After the Ballyhoo Is Over
Two
years ago, against the same backdrop of beauty and ballyhoo as emanates
presently from Long Beach, Leona Gage, Miss Maryland, was acclaimed
Miss U.S.A. At her moment of triumph, as she prepared to compete for
the Miss Universe title, it was revealed she was married and the mother
of two children. Her husband had talked in a bar in Baltimore.
Leona
first denied, then admitted, it was true. There followed an
unprecedented uproar in which horrified pageant officials gave off wild
double talk. It was as though she had committed a capital crime. All
she had done was reach for the big break a pretty girl knows she needs
to get anywhere in the tough entertainment business. In the end she was
disqualified and sent packing.
But life was not too grim for
tearful Leona. She virtually had to run from Ed Sullivan's program to
Steve Allen's show one Sunday. Then there was the showgirl job in Las Vegas. After that, nothing.
IT OCCURRED
to a city editor a few days ago that there might be an interesting
feature story in finding her and taking her to Long Beach and getting
her views on the widely exploited Miss Universe clambake.
After
a long search a reporter located her, and Wednesday morning went to see
her. She lives in an old frame house in a run-down neighborhood in the
Echo Park section, two blocks from Angelus Temple.
The devil
grass front lawn has not been watered. The garbage cans at the curbs
had been spilled, and several alley cats were foraging in the contents.

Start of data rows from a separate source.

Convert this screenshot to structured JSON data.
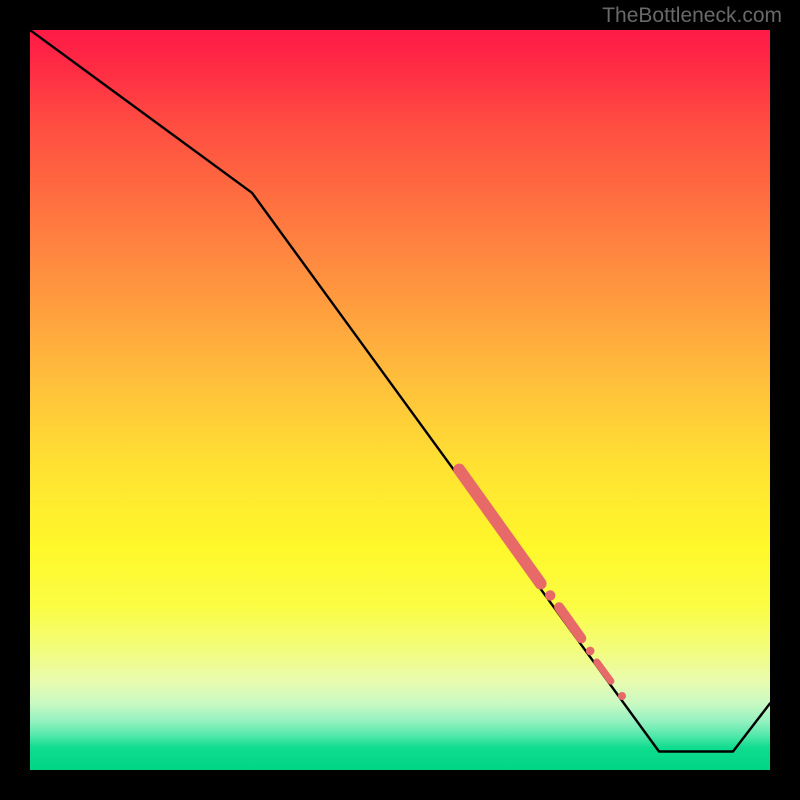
{
  "watermark": "TheBottleneck.com",
  "chart_data": {
    "type": "line",
    "x_range": [
      0,
      100
    ],
    "y_range": [
      0,
      100
    ],
    "series": [
      {
        "name": "curve",
        "points": [
          {
            "x": 0,
            "y": 100
          },
          {
            "x": 30,
            "y": 78
          },
          {
            "x": 85,
            "y": 2.5
          },
          {
            "x": 95,
            "y": 2.5
          },
          {
            "x": 100,
            "y": 9
          }
        ]
      }
    ],
    "highlight_segments": [
      {
        "x1": 58,
        "y1": 40.6,
        "x2": 69,
        "y2": 25.2,
        "w": 12
      },
      {
        "x1": 71.5,
        "y1": 22.0,
        "x2": 74.5,
        "y2": 17.8,
        "w": 10
      },
      {
        "x1": 76.6,
        "y1": 14.6,
        "x2": 78.5,
        "y2": 12.0,
        "w": 7
      }
    ],
    "highlight_points": [
      {
        "x": 70.3,
        "y": 23.6,
        "r": 5.2
      },
      {
        "x": 75.7,
        "y": 16.1,
        "r": 4.3
      },
      {
        "x": 80.0,
        "y": 10.0,
        "r": 4.0
      }
    ],
    "background_gradient": {
      "top": "#ff1a46",
      "mid": "#ffe431",
      "bottom": "#00d584"
    }
  }
}
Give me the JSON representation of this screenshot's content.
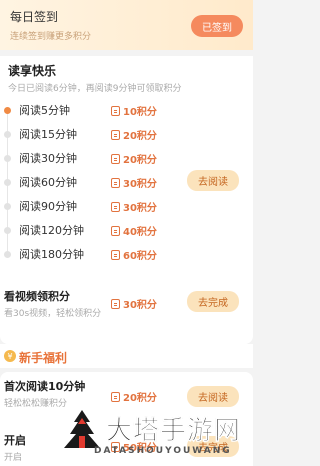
{
  "checkin": {
    "title": "每日签到",
    "subtitle": "连续签到赚更多积分",
    "button": "已签到"
  },
  "reading": {
    "title": "读享快乐",
    "subtitle": "今日已阅读6分钟，再阅读9分钟可领取积分",
    "tiers": [
      {
        "label": "阅读5分钟",
        "reward": "10积分"
      },
      {
        "label": "阅读15分钟",
        "reward": "20积分"
      },
      {
        "label": "阅读30分钟",
        "reward": "20积分"
      },
      {
        "label": "阅读60分钟",
        "reward": "30积分"
      },
      {
        "label": "阅读90分钟",
        "reward": "30积分"
      },
      {
        "label": "阅读120分钟",
        "reward": "40积分"
      },
      {
        "label": "阅读180分钟",
        "reward": "60积分"
      }
    ],
    "go_button": "去阅读",
    "video": {
      "title": "看视频领积分",
      "subtitle": "看30s视频，轻松领积分",
      "reward": "30积分",
      "button": "去完成"
    }
  },
  "newbie": {
    "badge": "¥",
    "title": "新手福利",
    "tasks": [
      {
        "title": "首次阅读10分钟",
        "subtitle": "轻松松松赚积分",
        "reward": "20积分",
        "button": "去阅读"
      },
      {
        "title": "开启",
        "subtitle": "开启",
        "reward": "50积分",
        "button": "去完成"
      }
    ]
  },
  "watermark": {
    "title": "大塔手游网",
    "subtitle": "DATASHOUYOUWANG"
  },
  "colors": {
    "accent": "#f08a44",
    "reward": "#e2733f",
    "button_bg": "#fbe3bc",
    "checkin_btn": "#f58a5e"
  }
}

Only bright spot in the drab surroundings were several pastel travel
posters incongruously tacked on the walls.
Leona Gage is now Mrs. Nicholas Covacevich.
Her husband is a nightclub dancer and dancing teacher. Her two children
live with her and she is expecting a baby in about a month.
The doorbell did not ring when the reporter pressed it so he knocked on the door. He noticed the doorknob was broken.
When
Miss Maryland of 1957 asked who it was and he told her, she said she
was tired, hadn't slept and didn't want to talk about the Miss Universe
contest or have anything to do with it.
"Please go away," she pleaded from behind the door, and he did.
::
SHORTLY AFTER
a prisoner charged with a narcotics violation jumped out of the Federal
Building the other day, two secretaries on a coffee break were going
down in the elevator and one said, "Did you hear about the man who just
jumped out of the 5th floor window and landed on the 4th floor roof?" The other asked casually, "A taxpayer?"
Dorothy Coleman, a passenger in the elevator, could only surmise that they worked for the Internal Revenue Service.
::
A MAN WITH
his eye on the White House has to reach for support wherever he can,
sometimes without checking. This will explain a letter received by a
downtown executive from Sen. John F. Kennedy, outlining his position
against the loyalty oath section of the National Defense Education Act.
The letter concludes, "I would welcome any comments you may have, in
your capacity as a Democratic leader."
The executive's comments
are not calculated to send Sen. Kennedy into raptures of joy. He is a
Republican, a close friend and ardent supporter of Richard Nixon.
::
CHALKED ON the blackboard behind the bar in the Copper Kitchen, at Washington and Lincoln Blvds., Bob Ferris of KABC reports, is the following: "Nominations for 1959 Nobel Peace Prize: F. Castro, Gov. Long, Gov. Faubus, Godzilla."
::
PUBLIC AT LARGE — Toni Besset heard a customer in a Montebello market say to a clerk, "Just wait until my rich uncle gets out of the poorhouse — I'll be rich, too!" . . . Tom Cracraft
is surprised that the people responsible for TV westerns, after
reworking the same tired old plots, haven't thought of his idea —
running them backward . . . June RossDrummond says the boat and swimming pool craze has reached the point that a person is considered neurotic if he isn't aquatic.